Friedrich W. Voit, German geologist, described gold deposits in the Phillipines (1898), and his travels as a mining geologist in Borneo (1899), in the Berg- und Huettenmaennische Zeitung. He was awarded the doctoral degree in geology by the University of Rostock in 1901 on the basis of a thesis entitled Geognostische Schilderung der Lagerstaetten-verhaltnisse von Dobschau in Ungarn... (Geological description of the relations between the strata of Dobschau, Hungary - a region now part of Slovakia). He subsequently published a paper on an occurrence of copper ore in Angola (1902).
In 1903 Voit was involved in geological exploration in Damaraland, German South West Africa (now Namibia) for the firm A. Goetz & Co., Ltd of London. During that year he was recruited by Gustav B. Duft* as the first government geologist in the territory. He was joined by Heinrich Lotz* in February 1904. His first task was to study the Nama Group of sediments and their possible correlation with the Karoo sequence and its coal-bearing horizons. In 1904 he published "A contribution to the geology of German South West Africa" in the Transactions of the Geological Society of South Africa (1904, Vol. 7(2), pp. 77-94). This paper represented the first significant attempt at establishing a stratigraphic scheme for the succession of rocks found in the territory. His scheme, and those proposed by several later authors, rested on the assumption that the degree of metamorphism indicated the relative age of rock strata. Hence all the crystalline schists and their intrusive suits underlying the Nama and Karoo strata were grouped together in a Primary Formation.
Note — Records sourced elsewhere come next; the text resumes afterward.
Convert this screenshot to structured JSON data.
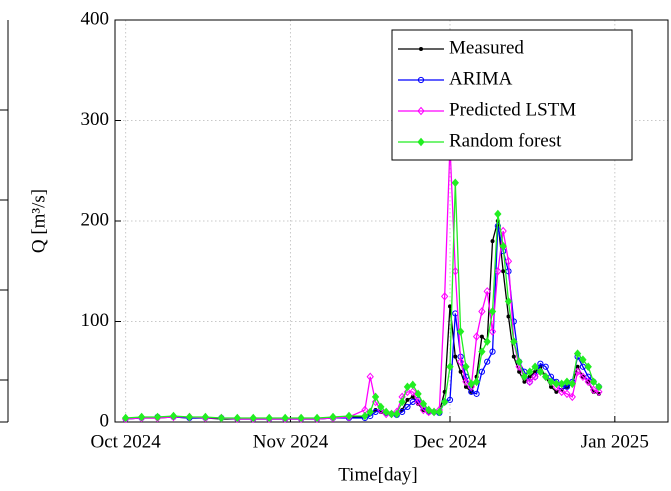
{
  "chart_data": {
    "type": "line",
    "ylabel": "Q [m³/s]",
    "xlabel": "Time[day]",
    "x": [
      0,
      3,
      6,
      9,
      12,
      15,
      18,
      21,
      24,
      27,
      30,
      33,
      36,
      39,
      42,
      45,
      46,
      47,
      48,
      49,
      50,
      51,
      52,
      53,
      54,
      55,
      56,
      57,
      58,
      59,
      60,
      61,
      62,
      63,
      64,
      65,
      66,
      67,
      68,
      69,
      70,
      71,
      72,
      73,
      74,
      75,
      76,
      77,
      78,
      79,
      80,
      81,
      82,
      83,
      84,
      85,
      86,
      87,
      88,
      89
    ],
    "series": [
      {
        "name": "Measured",
        "color": "#000000",
        "marker": "dot",
        "values": [
          3,
          4,
          4,
          5,
          4,
          4,
          3,
          3,
          3,
          3,
          3,
          3,
          3,
          4,
          5,
          5,
          8,
          12,
          10,
          8,
          7,
          8,
          12,
          22,
          25,
          18,
          12,
          10,
          9,
          10,
          30,
          115,
          65,
          50,
          35,
          30,
          45,
          85,
          80,
          180,
          200,
          150,
          105,
          65,
          50,
          40,
          45,
          50,
          55,
          45,
          35,
          30,
          32,
          35,
          38,
          55,
          45,
          40,
          30,
          28
        ]
      },
      {
        "name": "ARIMA",
        "color": "#0000ff",
        "marker": "circle",
        "values": [
          3,
          4,
          5,
          5,
          4,
          4,
          4,
          3,
          3,
          3,
          3,
          3,
          3,
          4,
          4,
          4,
          6,
          10,
          12,
          9,
          8,
          7,
          10,
          15,
          20,
          22,
          15,
          10,
          10,
          9,
          20,
          22,
          108,
          65,
          45,
          30,
          28,
          50,
          60,
          70,
          195,
          170,
          150,
          100,
          60,
          50,
          40,
          45,
          58,
          55,
          45,
          40,
          35,
          35,
          40,
          65,
          55,
          45,
          40,
          35
        ]
      },
      {
        "name": "Predicted LSTM",
        "color": "#ff00ff",
        "marker": "diamond",
        "values": [
          3,
          4,
          4,
          5,
          5,
          4,
          4,
          3,
          3,
          3,
          3,
          3,
          3,
          4,
          5,
          12,
          45,
          20,
          12,
          8,
          8,
          10,
          25,
          30,
          30,
          20,
          12,
          10,
          10,
          12,
          125,
          275,
          150,
          60,
          40,
          35,
          85,
          110,
          130,
          90,
          150,
          190,
          160,
          80,
          55,
          45,
          40,
          45,
          50,
          45,
          40,
          35,
          30,
          28,
          25,
          50,
          45,
          40,
          32,
          30
        ]
      },
      {
        "name": "Random forest",
        "color": "#22ee22",
        "marker": "filled-diamond",
        "values": [
          4,
          5,
          5,
          6,
          5,
          5,
          4,
          4,
          4,
          4,
          4,
          4,
          4,
          5,
          6,
          6,
          10,
          25,
          15,
          10,
          8,
          8,
          20,
          35,
          37,
          28,
          18,
          12,
          10,
          10,
          20,
          55,
          238,
          90,
          55,
          38,
          40,
          70,
          80,
          110,
          207,
          175,
          120,
          80,
          60,
          45,
          50,
          55,
          50,
          45,
          40,
          38,
          38,
          40,
          38,
          68,
          62,
          55,
          40,
          35
        ]
      }
    ],
    "xlim": [
      -2,
      102
    ],
    "xticks": [
      {
        "value": 0,
        "label": "Oct 2024"
      },
      {
        "value": 31,
        "label": "Nov 2024"
      },
      {
        "value": 61,
        "label": "Dec 2024"
      },
      {
        "value": 92,
        "label": "Jan 2025"
      }
    ],
    "ylim": [
      0,
      400
    ],
    "yticks": [
      0,
      100,
      200,
      300,
      400
    ],
    "grid": true,
    "legend": "top-right"
  }
}
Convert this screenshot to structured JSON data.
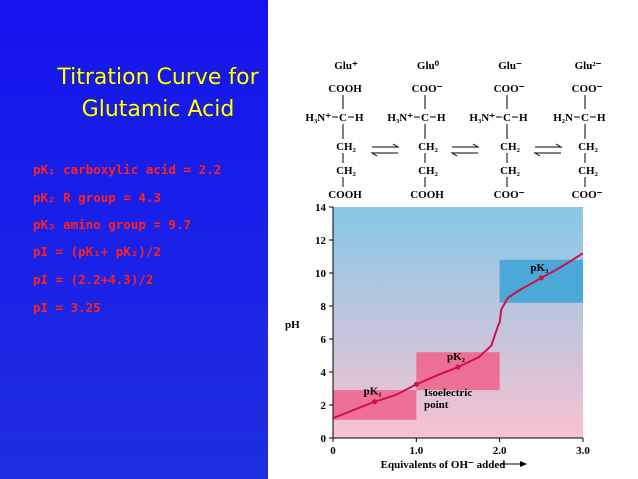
{
  "title_lines": [
    "Titration Curve for",
    "Glutamic Acid"
  ],
  "notes": [
    "pK₁ carboxylic acid = 2.2",
    "pK₂ R group = 4.3",
    "pK₃ amino group = 9.7",
    "pI = (pK₁+ pK₂)/2",
    "pI = (2.2+4.3)/2",
    "pI = 3.25"
  ],
  "structures": [
    {
      "label": "Glu⁺",
      "top": "COOH",
      "left": "H₃N⁺",
      "center": "C",
      "right": "H",
      "ch2a": "CH₂",
      "ch2b": "CH₂",
      "bottom": "COOH"
    },
    {
      "label": "Glu⁰",
      "top": "COO⁻",
      "left": "H₃N⁺",
      "center": "C",
      "right": "H",
      "ch2a": "CH₂",
      "ch2b": "CH₂",
      "bottom": "COOH"
    },
    {
      "label": "Glu⁻",
      "top": "COO⁻",
      "left": "H₃N⁺",
      "center": "C",
      "right": "H",
      "ch2a": "CH₂",
      "ch2b": "CH₂",
      "bottom": "COO⁻"
    },
    {
      "label": "Glu²⁻",
      "top": "COO⁻",
      "left": "H₂N",
      "center": "C",
      "right": "H",
      "ch2a": "CH₂",
      "ch2b": "CH₂",
      "bottom": "COO⁻"
    }
  ],
  "chart_data": {
    "type": "line",
    "x_label": "Equivalents of OH⁻ added",
    "y_label": "pH",
    "x": [
      0,
      0.25,
      0.5,
      0.75,
      1.0,
      1.25,
      1.5,
      1.75,
      1.9,
      1.98,
      2.0,
      2.02,
      2.1,
      2.25,
      2.5,
      2.75,
      3.0
    ],
    "series": [
      {
        "color": "#d0104c",
        "values": [
          1.2,
          1.7,
          2.2,
          2.6,
          3.25,
          3.8,
          4.3,
          4.9,
          5.6,
          6.8,
          7.0,
          7.8,
          8.5,
          9.0,
          9.7,
          10.4,
          11.2
        ]
      }
    ],
    "points": [
      {
        "label": "pK₁",
        "x": 0.5,
        "y": 2.2
      },
      {
        "label": "pK₂",
        "x": 1.5,
        "y": 4.3
      },
      {
        "label": null,
        "x": 1.0,
        "y": 3.25
      },
      {
        "label": "pK₃",
        "x": 2.5,
        "y": 9.7
      }
    ],
    "annotation_lines": [
      "Isoelectric",
      "point"
    ],
    "shaded_regions": [
      {
        "x": [
          0,
          1
        ],
        "y": [
          1.1,
          2.9
        ],
        "color": "#f0628a"
      },
      {
        "x": [
          1,
          2
        ],
        "y": [
          2.9,
          5.2
        ],
        "color": "#f0628a"
      },
      {
        "x": [
          2,
          3
        ],
        "y": [
          8.2,
          10.8
        ],
        "color": "#3ba3d6"
      }
    ],
    "xlim": [
      0,
      3
    ],
    "ylim": [
      0,
      14
    ],
    "xticks": [
      0,
      {
        "value": 1,
        "label": "1.0"
      },
      {
        "value": 2,
        "label": "2.0"
      },
      {
        "value": 3,
        "label": "3.0"
      }
    ],
    "yticks": [
      0,
      2,
      4,
      6,
      8,
      10,
      12,
      14
    ]
  }
}
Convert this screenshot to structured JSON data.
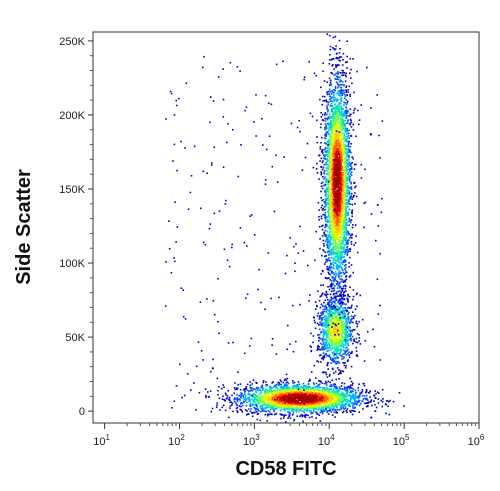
{
  "chart_data": {
    "type": "scatter",
    "title": "",
    "xlabel": "CD58 FITC",
    "ylabel": "Side Scatter",
    "x_scale": "log",
    "xlim": [
      7,
      1000000
    ],
    "ylim": [
      -8000,
      256000
    ],
    "x_ticks": [
      {
        "value": 10,
        "label_base": "10",
        "label_exp": "1"
      },
      {
        "value": 100,
        "label_base": "10",
        "label_exp": "2"
      },
      {
        "value": 1000,
        "label_base": "10",
        "label_exp": "3"
      },
      {
        "value": 10000,
        "label_base": "10",
        "label_exp": "4"
      },
      {
        "value": 100000,
        "label_base": "10",
        "label_exp": "5"
      },
      {
        "value": 1000000,
        "label_base": "10",
        "label_exp": "6"
      }
    ],
    "y_ticks": [
      {
        "value": 0,
        "label": "0"
      },
      {
        "value": 50000,
        "label": "50K"
      },
      {
        "value": 100000,
        "label": "100K"
      },
      {
        "value": 150000,
        "label": "150K"
      },
      {
        "value": 200000,
        "label": "200K"
      },
      {
        "value": 250000,
        "label": "250K"
      }
    ],
    "grid": false,
    "colormap": [
      "#0000c8",
      "#0050ff",
      "#00b4ff",
      "#00e6b4",
      "#64ff50",
      "#dcff00",
      "#ffc800",
      "#ff6400",
      "#dc0000",
      "#a00000"
    ],
    "populations": [
      {
        "x_center": 4000,
        "y_center": 9000,
        "x_spread_log": 0.42,
        "y_spread": 5000,
        "density": 1.0
      },
      {
        "x_center": 12000,
        "y_center": 55000,
        "x_spread_log": 0.12,
        "y_spread": 12000,
        "density": 0.6
      },
      {
        "x_center": 12500,
        "y_center": 155000,
        "x_spread_log": 0.09,
        "y_spread": 35000,
        "density": 0.95
      }
    ]
  }
}
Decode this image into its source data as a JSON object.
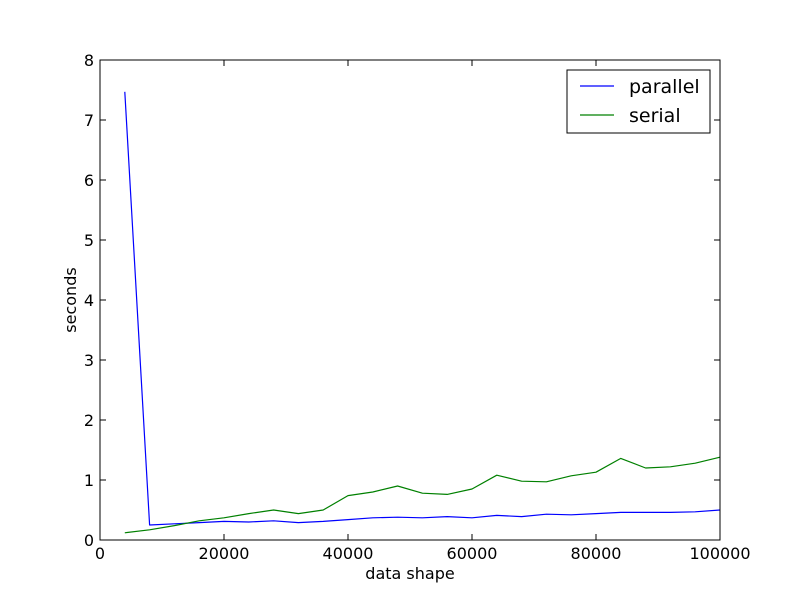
{
  "chart_data": {
    "type": "line",
    "title": "",
    "xlabel": "data shape",
    "ylabel": "seconds",
    "xlim": [
      0,
      100000
    ],
    "ylim": [
      0,
      8
    ],
    "xticks": [
      0,
      20000,
      40000,
      60000,
      80000,
      100000
    ],
    "yticks": [
      0,
      1,
      2,
      3,
      4,
      5,
      6,
      7,
      8
    ],
    "grid": false,
    "legend_position": "top-right",
    "x": [
      4000,
      8000,
      12000,
      16000,
      20000,
      24000,
      28000,
      32000,
      36000,
      40000,
      44000,
      48000,
      52000,
      56000,
      60000,
      64000,
      68000,
      72000,
      76000,
      80000,
      84000,
      88000,
      92000,
      96000,
      100000
    ],
    "series": [
      {
        "name": "parallel",
        "color": "#0000ff",
        "values": [
          7.47,
          0.25,
          0.27,
          0.29,
          0.31,
          0.3,
          0.32,
          0.29,
          0.31,
          0.34,
          0.37,
          0.38,
          0.37,
          0.39,
          0.37,
          0.41,
          0.39,
          0.43,
          0.42,
          0.44,
          0.46,
          0.46,
          0.46,
          0.47,
          0.5
        ]
      },
      {
        "name": "serial",
        "color": "#008000",
        "values": [
          0.12,
          0.17,
          0.24,
          0.32,
          0.37,
          0.44,
          0.5,
          0.44,
          0.5,
          0.74,
          0.8,
          0.9,
          0.78,
          0.76,
          0.85,
          1.08,
          0.98,
          0.97,
          1.07,
          1.13,
          1.36,
          1.2,
          1.22,
          1.28,
          1.38
        ]
      }
    ]
  }
}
Around 1906 Voit was stationed in Swakopmund and made responsible for regulating the mining activity in the Swakopmund district. He was however able to do limited research on the copper deposits of the Otavi Mountainland and the diamond finds between Meob Bay and Conception Bay. Further papers by him dealing with the region's mineral deposits appeared in German journals during the next few years. These included a discussion of the geology of the copper ore regions along the Kuiseb River (with G.D. Stollreither, 1905), comments on the ore deposits at Tsumeb (1908), and a description of the diamond fields at Conception Bay (1910).
During these same years Voit also investigated problems relating to the geology of South Africa. One of these was the age of the gneisses along the Limpopo River (now included in the Limpopo metamorphic province). In two papers on this topic in the Transactions of the Geological Society of South Africa (1906, Vol. 8, pp. 106-107 and 141-146) he concluded that these gneisses were older than the Swaziland Beds and named them the Limpopo Formation, which he considered part of a Fundamental Gneiss Formation in South Africa. Another topic to which he gave considerable attention was the occurrence of Kimberlite and the origin of the diamonds it sometimes contained. Three papers relating to this topic appeared in the Transactions of the Geological Society of South Africa in 1907, one in the Mining Journal (London, 1908) and two in the Zeitschrift fuer Praktische Geologie (Berlin, 1907, 1908). The latter journal furthermore published papers by him on diamonds occurring in diabase (1908) and in pegmatite (1908).
In 1911 Voit formally proposed that a Geological Survey, including a proper laboratory, be established in German South West Africa. As a result a geological laboratory was acquired in Swakopmund, but was moved to Windhoek in 1912. Voit continued his work until the outbreak of World War I in 1914.
By 1906 Voit was a member of the Geological Society of South Africa, with an address in Johannesburg. He was also a member of the South African Association for the Advancement of Science at this time, though no longer in 1910.